Santa Clara, CA — With the number of delivery drones in the global eCommerce industry alone expected to increase to 2.2 million units by 2025, there will be a surge in the demand for drone servicing, repair, and maintenance. Drone delivery trials are being conducted in at least 15 countries, including Canada, Australia, the US, the UK, Japan, and Switzerland by specialized companies such as Flirtey, Flytrex, and Zipline, as well as cross-industry companies such as Amazon, Alphabet, Alibaba, JD.com, Airbus, and UPS. The entry of majors from other industries is a huge boost to the market, as they are able to leverage their expertise in technology, eCommerce, aviation, and logistics to accelerate the commercialization process.
Faster deliveries, reduced road traffic, access to remote areas, accurate deliveries, and greater convenience make drones an attractive proposition for last-mile delivery,” said Joe Praveen Vijayakumar, Mobility Consulting Vice President at Frost & Sullivan. “Acknowledging the vast application scope of the technology, drone delivery companies are collaborating with drone software platform companies to develop advanced artificial intelligence and autonomous flight capabilities. There is also considerable potential to partner with companies developing next-generation rotorsand propellers that can muzzle sound.”
Frost & Sullivan’s recent analysis, Analysis of the Drone Delivery Landscape and the Evolving Business Opportunities, 2018, analyzes the current and future trends in the drone delivery market. It presents the technological challenges, various types of delivery drones, and profiles of key participants. The market is segmented by drone type into multicopters such as tricopter, quadcopter, hexacopter, and octocopter, as well as fixed-wing and transitional drones. The study also covers the evolving commercial drone delivery regulations across the globe and identifies countries with favorable regulations for commercial drone operations.
“Furthermore, investments in robust cybersecurity are crucial to increase adoption of drone delivery systems,” noted Vijayakumar. “The rise of blockchain in the commercial drone market will make drone services more secure, precise, and easier to track and regulate. Blockchain can employ cryptography to help drones securely communicate with each other, the customer’s mobile phone, as well as the command center.”
The regulatory landscape is progressing in line with these market developments. Many states in the US are framing regulations and laws defining the purposes and circumstances under which drones can and cannot be used.

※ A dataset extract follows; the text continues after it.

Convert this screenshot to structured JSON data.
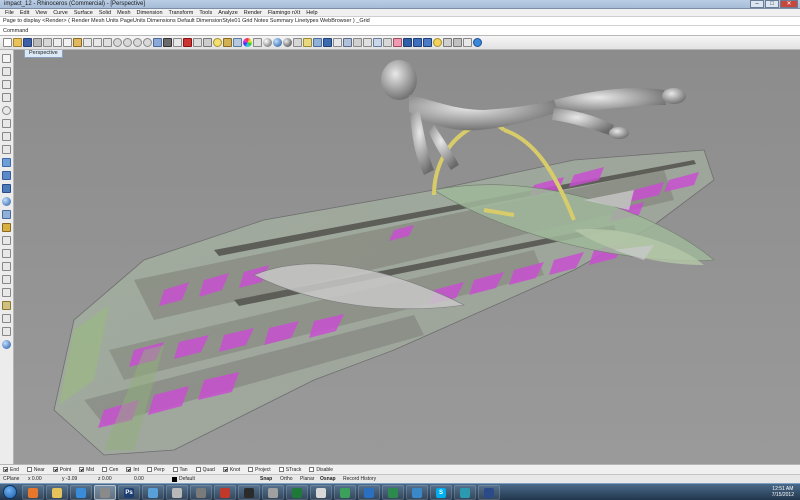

As drone delivery becomes increasingly mainstream, companies will be able to enjoy greater growth opportunities presented by:
Offering drones that are optimized to the specific needs of individual application areas. This will result in a range of business models and revenue streams.
Establishing supporting infrastructures, including distribution hubs, delivery platforms, and a network of charging stations to ensure smooth drone delivery operations.
Working closely with relevant government bodiesto expedite the process of framing rules for drone delivery operations.
Resolving challenges related to safety, air traffic control, and noise.